Cuando Valdivia regresó encontró Santiago humeante pero no derrotado. La decisión de Inés se discutió en los días siguientes. Hubo quien la consideró una salvación y hubo quien la juzgó una crueldad innecesaria. El gobernador no la castigó. La mantuvo a su lado y, años después, cuando la Corona le exigió regularizar su situación doméstica, la casó con Rodrigo de Quiroga, uno de sus capitanes de confianza.
La ciudad no se rindió, pero las despensas quedaron calcinadas. Los meses siguientes fueron de una pobreza extrema, sostenida más por terquedad que por provisiones. La fundación se aferró al valle.
Capítulo VII: La recompensa y el silencio
El matrimonio con Rodrigo de Quiroga se celebró en 1549. Con él, Inés se convirtió en una vecina poderosa, con encomienda y memoria larga. Quiroga llegó a gobernar el reino de Chile y ella le sobrevivió. Sobrevivió también a Valdivia, que cayó en 1553 en la batalla de Tucapel. Murió en Santiago en 1580, a una edad tan alta que resultaba rara en una ciudad dura como aquella.
La figura de Inés de Suárez ha tenido lecturas opuestas.
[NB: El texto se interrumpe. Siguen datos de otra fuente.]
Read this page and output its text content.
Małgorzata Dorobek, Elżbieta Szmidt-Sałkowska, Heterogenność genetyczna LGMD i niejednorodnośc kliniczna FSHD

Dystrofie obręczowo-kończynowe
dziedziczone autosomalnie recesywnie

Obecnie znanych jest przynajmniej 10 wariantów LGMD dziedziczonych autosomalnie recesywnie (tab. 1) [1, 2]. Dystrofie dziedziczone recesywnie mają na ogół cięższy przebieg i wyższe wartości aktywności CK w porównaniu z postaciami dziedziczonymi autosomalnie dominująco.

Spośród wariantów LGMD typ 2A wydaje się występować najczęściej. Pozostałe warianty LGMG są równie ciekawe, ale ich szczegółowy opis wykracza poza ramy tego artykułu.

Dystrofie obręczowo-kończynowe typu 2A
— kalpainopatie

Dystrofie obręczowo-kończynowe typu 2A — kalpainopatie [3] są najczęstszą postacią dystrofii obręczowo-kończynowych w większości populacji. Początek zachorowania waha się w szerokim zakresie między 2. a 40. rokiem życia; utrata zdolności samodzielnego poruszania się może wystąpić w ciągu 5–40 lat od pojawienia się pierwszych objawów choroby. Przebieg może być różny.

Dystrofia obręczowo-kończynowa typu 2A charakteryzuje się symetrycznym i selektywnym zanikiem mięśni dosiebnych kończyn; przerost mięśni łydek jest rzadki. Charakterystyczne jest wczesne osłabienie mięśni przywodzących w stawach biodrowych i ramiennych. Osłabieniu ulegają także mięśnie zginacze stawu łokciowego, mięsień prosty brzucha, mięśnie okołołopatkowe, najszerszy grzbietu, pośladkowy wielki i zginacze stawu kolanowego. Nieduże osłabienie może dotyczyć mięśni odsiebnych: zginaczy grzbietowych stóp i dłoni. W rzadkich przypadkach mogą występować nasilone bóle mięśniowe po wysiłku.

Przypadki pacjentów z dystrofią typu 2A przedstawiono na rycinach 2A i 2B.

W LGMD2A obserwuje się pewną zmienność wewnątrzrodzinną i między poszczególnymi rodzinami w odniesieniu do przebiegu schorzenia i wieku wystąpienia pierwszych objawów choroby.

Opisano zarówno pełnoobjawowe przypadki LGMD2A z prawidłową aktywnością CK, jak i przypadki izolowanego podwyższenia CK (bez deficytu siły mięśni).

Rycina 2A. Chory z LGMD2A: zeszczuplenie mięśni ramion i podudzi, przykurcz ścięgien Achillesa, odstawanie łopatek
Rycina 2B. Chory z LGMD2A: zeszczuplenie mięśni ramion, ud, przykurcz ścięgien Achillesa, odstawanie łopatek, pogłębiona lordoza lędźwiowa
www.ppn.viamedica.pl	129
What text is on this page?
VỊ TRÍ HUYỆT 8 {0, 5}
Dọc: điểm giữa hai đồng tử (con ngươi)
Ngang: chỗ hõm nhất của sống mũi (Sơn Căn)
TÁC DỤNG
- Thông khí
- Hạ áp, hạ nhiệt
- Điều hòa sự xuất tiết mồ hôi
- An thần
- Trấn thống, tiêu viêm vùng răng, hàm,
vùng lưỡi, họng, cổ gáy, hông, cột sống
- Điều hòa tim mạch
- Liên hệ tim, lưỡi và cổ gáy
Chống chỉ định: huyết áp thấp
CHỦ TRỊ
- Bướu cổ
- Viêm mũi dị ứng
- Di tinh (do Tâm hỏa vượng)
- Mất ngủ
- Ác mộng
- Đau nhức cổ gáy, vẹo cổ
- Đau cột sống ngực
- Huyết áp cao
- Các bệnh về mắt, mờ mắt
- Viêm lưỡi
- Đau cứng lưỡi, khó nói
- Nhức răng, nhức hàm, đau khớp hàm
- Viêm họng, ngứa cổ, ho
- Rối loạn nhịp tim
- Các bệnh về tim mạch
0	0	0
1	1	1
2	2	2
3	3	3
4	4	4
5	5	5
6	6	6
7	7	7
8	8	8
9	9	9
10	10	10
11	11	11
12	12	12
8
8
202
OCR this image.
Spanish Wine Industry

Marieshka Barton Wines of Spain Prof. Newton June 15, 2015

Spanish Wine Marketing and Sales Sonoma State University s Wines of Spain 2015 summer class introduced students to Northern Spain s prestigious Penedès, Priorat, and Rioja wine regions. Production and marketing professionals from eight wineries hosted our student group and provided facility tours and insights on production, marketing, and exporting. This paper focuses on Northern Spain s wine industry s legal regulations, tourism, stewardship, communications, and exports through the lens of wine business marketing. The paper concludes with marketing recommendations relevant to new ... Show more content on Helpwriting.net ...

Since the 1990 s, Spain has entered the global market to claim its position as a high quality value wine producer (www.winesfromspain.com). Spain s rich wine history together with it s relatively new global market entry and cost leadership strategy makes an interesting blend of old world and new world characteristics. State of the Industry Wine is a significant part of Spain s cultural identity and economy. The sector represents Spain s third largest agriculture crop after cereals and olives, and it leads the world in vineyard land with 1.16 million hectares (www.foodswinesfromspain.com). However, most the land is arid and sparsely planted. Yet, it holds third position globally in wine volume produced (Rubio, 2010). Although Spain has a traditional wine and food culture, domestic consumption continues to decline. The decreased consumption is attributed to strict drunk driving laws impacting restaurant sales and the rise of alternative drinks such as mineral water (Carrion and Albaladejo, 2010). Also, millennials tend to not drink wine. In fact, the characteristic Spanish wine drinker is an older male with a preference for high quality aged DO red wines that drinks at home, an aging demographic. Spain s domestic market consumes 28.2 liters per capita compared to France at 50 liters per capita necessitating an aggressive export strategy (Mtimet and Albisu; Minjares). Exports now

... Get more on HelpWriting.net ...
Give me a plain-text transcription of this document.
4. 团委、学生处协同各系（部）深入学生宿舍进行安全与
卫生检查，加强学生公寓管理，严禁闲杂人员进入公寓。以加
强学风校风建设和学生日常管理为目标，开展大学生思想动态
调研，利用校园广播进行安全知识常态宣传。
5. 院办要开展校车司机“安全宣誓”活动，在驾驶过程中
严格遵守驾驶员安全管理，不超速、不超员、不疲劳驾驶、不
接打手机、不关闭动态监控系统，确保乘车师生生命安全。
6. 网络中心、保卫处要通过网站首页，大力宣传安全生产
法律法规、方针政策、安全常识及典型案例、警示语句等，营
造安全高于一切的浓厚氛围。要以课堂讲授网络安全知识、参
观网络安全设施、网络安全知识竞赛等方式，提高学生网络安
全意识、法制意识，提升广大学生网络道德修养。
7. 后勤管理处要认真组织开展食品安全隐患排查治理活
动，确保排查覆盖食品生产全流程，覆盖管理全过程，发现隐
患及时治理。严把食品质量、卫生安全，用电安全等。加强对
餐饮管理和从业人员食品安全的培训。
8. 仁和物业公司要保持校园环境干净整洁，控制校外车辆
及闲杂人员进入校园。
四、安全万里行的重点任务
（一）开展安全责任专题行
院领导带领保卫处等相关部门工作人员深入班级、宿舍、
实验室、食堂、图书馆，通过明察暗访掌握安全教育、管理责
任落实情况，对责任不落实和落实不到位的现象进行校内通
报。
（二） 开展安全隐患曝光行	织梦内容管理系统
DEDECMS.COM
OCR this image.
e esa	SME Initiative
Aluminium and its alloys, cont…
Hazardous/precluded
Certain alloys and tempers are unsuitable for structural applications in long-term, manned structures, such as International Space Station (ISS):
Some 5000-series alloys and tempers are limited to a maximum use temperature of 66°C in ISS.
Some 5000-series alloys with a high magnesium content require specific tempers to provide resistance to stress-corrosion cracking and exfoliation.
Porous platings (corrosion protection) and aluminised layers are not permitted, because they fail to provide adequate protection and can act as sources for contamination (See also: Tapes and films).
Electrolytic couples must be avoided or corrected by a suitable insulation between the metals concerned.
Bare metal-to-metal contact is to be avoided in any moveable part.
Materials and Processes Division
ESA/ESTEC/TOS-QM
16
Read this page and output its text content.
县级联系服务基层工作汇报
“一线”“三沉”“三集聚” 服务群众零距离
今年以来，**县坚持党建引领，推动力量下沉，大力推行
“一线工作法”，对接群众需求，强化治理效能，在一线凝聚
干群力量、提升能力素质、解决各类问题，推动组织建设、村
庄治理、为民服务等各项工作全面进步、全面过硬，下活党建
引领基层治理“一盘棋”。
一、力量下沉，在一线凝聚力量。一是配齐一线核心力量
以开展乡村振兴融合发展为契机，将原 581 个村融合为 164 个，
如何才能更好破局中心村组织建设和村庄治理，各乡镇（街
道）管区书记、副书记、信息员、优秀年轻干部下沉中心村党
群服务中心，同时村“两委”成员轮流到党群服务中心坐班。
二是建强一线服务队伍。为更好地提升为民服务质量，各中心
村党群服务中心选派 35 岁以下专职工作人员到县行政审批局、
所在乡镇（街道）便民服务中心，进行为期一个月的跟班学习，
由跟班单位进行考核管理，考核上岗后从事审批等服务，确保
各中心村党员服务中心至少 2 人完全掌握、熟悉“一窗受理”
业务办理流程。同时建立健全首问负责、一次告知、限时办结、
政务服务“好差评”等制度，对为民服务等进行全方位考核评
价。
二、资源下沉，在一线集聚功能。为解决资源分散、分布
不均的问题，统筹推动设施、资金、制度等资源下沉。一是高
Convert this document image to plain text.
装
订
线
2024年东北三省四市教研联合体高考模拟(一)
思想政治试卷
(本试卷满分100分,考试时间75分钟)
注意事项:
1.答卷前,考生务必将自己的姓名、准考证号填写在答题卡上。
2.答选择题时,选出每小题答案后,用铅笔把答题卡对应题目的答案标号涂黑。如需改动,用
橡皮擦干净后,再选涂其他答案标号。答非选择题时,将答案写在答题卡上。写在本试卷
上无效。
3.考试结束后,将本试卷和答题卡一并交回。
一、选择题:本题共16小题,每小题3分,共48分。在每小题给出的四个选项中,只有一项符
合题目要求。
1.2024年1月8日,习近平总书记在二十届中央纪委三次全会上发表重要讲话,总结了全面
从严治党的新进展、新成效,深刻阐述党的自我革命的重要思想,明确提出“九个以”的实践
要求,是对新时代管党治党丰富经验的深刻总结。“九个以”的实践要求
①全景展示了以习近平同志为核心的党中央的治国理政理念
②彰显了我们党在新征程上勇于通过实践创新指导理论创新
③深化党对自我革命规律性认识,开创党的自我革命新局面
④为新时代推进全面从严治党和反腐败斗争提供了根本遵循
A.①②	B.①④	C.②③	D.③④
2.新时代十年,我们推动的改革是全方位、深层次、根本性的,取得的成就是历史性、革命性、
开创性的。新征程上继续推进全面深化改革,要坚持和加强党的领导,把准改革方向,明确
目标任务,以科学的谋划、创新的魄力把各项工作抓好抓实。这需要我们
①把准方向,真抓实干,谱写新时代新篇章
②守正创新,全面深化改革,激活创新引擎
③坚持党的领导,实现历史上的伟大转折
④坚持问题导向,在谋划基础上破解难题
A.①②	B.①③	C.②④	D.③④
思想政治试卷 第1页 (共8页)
Para los cronistas del XVI fue una mujer fuera de su sitio, admirable y temible. Para el XIX, un argumento romántico. Para la historiografía actual, una prueba de lo cerca que estuvieron la fundación y la matanza en la conquista de Chile. Las fechas son testarudas: el 12 de febrero de 1541 se fundó Santiago y menos de siete meses después Inés de Suárez la defendió degollando a los caciques que su propia expedición había encarcelado.
No hay retrato suyo. Quedan el valle, el río y una ciudad que todavía se llama Santiago. Los papeles guardan silencios elocuentes: la mencionan para concederle una merced, para recordarle a un vecino quién era o para anotar una lápida que el tiempo se llevó. El 11 de septiembre de 1541, en cambio, pertenece a los dos reinos, al papel y al fuego.